Description
I created a new query, called TermAutomatonQuery, that's a proximity
query to generalize MultiPhraseQuery/SpanNearQuery: it lets you
construct an arbitrary automaton whose transitions are whole terms, and
then find all documents that the automaton matches. This is different
from a "normal" automaton whose transitions are usually
bytes/characters within a term/s.
So, if the automaton has just 1 transition, it's just an expensive
TermQuery. If you have two transitions in sequence, it's a phrase
query of two terms. You can express synonyms by using transitions
that overlap one another but the automaton doesn't have to be a
"sausage" (as MultiPhraseQuery requires) i.e. it "respects" posLength
(at query time).
It also allows "any" transitions, to match any term, so you can do
sloppy matching and span-like queries, e.g. find "lucene" and "python"
with up to 3 other terms in between.
I also added a class to convert a TokenStream directly to the
automaton for this query, preserving posLength. (Of course, the index
can't store posLength, so the matching won't be fully correct if any
indexed tokens has posLength != 1). But if you do query-time-only
synonyms then the matching should finally be correct.
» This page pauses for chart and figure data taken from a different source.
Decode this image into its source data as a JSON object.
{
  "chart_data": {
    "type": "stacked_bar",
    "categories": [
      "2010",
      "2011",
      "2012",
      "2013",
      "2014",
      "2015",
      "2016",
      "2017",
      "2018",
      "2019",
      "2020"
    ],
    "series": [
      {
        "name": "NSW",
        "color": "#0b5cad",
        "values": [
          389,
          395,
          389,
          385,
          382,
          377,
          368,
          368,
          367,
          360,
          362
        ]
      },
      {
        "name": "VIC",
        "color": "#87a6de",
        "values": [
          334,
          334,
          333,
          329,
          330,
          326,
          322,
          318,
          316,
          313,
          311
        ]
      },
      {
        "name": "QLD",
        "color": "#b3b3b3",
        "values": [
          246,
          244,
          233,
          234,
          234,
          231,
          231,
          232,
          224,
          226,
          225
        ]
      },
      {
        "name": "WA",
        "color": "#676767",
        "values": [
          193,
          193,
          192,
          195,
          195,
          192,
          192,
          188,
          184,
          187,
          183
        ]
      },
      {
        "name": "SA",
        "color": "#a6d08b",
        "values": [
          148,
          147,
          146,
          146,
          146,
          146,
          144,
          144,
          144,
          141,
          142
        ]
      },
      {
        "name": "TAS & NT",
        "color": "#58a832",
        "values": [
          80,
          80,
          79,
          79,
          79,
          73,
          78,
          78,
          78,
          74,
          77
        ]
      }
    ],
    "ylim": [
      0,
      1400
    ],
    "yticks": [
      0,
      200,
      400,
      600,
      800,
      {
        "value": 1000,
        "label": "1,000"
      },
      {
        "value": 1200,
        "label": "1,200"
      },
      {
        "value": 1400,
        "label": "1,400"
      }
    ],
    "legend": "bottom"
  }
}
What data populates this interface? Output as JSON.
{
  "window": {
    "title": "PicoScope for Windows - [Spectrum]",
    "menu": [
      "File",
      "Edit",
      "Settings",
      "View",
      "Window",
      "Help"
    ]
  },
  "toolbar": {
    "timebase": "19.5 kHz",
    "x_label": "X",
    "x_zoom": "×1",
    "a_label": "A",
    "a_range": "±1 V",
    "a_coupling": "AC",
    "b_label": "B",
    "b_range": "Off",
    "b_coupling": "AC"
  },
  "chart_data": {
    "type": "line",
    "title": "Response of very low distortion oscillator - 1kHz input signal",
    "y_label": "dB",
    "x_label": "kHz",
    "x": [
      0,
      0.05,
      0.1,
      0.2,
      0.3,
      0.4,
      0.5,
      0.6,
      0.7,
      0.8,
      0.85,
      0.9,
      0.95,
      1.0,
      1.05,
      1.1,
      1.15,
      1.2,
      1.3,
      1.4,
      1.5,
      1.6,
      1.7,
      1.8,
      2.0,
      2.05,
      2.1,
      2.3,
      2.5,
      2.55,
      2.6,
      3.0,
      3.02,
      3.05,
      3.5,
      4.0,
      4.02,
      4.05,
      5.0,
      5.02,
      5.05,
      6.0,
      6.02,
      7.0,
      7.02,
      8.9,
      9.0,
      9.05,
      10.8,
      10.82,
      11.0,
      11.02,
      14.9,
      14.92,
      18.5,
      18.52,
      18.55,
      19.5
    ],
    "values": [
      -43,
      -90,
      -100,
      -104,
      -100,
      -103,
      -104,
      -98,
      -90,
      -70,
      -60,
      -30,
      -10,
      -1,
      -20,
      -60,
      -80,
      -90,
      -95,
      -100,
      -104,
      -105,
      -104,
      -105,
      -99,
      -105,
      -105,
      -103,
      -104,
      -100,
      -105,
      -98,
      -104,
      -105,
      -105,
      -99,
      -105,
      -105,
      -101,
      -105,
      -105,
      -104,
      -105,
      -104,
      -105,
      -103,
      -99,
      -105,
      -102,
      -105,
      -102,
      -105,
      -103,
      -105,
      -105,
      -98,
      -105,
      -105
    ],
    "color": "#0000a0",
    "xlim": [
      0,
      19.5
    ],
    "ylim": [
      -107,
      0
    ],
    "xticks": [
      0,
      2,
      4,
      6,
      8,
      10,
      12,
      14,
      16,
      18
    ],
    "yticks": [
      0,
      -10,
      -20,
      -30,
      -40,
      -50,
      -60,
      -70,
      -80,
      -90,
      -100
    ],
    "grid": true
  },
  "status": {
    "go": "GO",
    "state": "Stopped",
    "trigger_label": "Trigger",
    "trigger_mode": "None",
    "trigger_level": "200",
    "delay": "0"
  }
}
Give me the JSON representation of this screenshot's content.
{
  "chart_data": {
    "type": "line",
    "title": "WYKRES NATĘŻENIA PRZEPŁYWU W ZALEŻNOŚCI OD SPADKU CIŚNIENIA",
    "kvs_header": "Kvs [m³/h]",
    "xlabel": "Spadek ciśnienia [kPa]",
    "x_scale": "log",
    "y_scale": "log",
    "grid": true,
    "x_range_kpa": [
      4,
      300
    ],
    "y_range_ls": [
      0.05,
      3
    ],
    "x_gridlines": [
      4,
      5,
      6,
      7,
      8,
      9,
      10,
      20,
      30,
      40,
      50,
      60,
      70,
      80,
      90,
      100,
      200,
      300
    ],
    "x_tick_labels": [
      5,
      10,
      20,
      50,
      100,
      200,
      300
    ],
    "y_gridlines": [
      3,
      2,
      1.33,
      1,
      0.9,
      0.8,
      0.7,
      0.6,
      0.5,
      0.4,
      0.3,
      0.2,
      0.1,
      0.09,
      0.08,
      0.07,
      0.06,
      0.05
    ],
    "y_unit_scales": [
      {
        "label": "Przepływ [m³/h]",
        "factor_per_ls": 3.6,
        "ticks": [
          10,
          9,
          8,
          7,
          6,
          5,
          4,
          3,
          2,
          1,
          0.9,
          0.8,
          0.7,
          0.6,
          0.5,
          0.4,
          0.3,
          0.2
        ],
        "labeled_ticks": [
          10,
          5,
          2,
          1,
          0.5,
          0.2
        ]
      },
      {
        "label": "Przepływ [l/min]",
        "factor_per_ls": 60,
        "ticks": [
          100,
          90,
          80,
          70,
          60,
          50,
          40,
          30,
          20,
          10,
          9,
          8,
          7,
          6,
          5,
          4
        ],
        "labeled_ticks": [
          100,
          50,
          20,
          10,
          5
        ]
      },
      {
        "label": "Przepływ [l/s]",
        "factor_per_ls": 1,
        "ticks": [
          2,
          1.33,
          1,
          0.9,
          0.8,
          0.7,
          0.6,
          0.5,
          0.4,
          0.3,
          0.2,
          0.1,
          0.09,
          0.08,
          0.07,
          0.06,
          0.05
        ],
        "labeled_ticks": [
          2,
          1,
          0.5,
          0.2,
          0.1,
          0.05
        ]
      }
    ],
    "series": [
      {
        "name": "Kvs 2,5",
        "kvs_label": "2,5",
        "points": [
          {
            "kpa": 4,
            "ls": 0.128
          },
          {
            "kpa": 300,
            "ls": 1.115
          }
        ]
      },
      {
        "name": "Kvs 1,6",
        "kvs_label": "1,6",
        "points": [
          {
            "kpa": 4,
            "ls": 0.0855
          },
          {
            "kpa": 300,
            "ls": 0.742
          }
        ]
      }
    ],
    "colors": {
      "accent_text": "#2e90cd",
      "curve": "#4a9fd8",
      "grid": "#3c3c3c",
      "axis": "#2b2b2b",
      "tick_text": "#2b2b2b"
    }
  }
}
I haven't tested performance but I suspect it's quite slowish ... its
cost is O(sum-totalTF) of all terms "used" in the automaton. There
are some optimizations we could do, e.g. detecting that some terms in
the automaton can be upgraded to MUST (right now they are all
effectively SHOULD).
I'm not sure how it should assign scores (punted on that for now), but
the matching seems to be working.